Bailout Update

Another day, another sign that taxpayers will get put on the hook.


The GBH (Greatest Bailout in History) gains momentum. David Wessel of the WSJ spreads the word (boldface mine):

Mr. Paulson is losing his argument that the government response, so far, is sufficient—even with all the Fed has done, all Mr. Paulson has done to prod mortgage servicers to voluntarily modify loans and his successful pummeling of Fannie Mae and Freddie Mac to reluctantly raise capital so they can buy more mortgages. Preventing housing prices from falling will prolong the agony, he says. "We need the correction." But influential congressional Democrats and a growing number of economists—many of them Democrats, to be sure—argue that "the overall health of the economy" is threatened by a combination of falling house prices, malfunctioning mortgage markets and a rising number of homeowners whose home equity has been wiped out.

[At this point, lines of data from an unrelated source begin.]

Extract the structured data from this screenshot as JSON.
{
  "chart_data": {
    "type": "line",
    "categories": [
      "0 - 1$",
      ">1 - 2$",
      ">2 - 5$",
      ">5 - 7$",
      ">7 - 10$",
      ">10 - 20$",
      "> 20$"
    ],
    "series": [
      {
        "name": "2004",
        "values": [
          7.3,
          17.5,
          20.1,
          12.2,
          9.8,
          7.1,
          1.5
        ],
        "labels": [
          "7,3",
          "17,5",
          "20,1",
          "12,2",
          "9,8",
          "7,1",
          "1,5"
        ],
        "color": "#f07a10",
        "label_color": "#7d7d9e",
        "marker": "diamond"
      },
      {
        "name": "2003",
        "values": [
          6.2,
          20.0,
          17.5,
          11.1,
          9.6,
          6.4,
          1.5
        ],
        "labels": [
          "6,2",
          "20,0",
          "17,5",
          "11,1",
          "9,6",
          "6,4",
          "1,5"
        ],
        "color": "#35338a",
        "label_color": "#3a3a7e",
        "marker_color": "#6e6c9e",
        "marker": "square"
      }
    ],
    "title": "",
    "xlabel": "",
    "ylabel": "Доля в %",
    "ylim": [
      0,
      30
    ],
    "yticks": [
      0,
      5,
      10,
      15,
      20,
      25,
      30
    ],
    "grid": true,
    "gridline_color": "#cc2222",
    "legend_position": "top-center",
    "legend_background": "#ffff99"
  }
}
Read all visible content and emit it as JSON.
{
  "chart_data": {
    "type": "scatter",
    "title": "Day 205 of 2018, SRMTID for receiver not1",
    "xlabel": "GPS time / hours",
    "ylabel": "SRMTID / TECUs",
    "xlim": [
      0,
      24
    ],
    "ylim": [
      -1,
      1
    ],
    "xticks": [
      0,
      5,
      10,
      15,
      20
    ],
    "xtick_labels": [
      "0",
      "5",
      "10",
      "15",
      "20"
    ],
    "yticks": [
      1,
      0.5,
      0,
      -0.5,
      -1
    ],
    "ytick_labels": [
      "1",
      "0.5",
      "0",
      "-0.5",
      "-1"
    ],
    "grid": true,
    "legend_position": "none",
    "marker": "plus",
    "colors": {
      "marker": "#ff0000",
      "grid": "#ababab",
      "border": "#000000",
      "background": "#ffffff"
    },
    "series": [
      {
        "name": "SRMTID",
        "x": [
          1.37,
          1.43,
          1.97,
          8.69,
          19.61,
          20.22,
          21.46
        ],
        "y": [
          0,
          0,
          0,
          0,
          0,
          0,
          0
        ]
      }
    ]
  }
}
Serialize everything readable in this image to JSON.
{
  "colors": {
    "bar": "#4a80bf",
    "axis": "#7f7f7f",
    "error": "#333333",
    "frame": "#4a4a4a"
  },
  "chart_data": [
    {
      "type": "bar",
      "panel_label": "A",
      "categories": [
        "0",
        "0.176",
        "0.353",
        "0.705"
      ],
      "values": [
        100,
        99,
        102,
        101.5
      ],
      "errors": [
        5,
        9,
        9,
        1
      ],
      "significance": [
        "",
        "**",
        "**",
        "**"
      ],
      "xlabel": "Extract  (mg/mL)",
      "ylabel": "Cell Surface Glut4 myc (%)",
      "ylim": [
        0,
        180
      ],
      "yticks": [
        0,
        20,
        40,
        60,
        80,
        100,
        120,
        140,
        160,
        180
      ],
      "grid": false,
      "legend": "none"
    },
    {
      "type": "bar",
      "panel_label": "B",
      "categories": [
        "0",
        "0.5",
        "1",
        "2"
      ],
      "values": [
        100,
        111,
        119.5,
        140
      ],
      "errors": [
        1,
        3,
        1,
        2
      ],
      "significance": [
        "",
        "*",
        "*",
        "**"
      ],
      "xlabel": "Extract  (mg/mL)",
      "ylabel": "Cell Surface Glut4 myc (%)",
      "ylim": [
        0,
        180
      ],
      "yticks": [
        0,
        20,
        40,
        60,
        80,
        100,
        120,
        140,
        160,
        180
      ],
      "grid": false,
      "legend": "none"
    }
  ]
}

In one form or another, they would have the government buy mortgages at today's marked-down prices, make lenders or investors take the losses and then have the government provide or guarantee new loans to homeowners at less than the original principal.

My take: Honestly, I don't think I've gotten a single E-mail or phone call from a homeowner in favor of a bailout beyond something like "If they can bail out Wall Street, why not Main Street?" I think this bailout talk creates an opportunity for some savvy politician out there.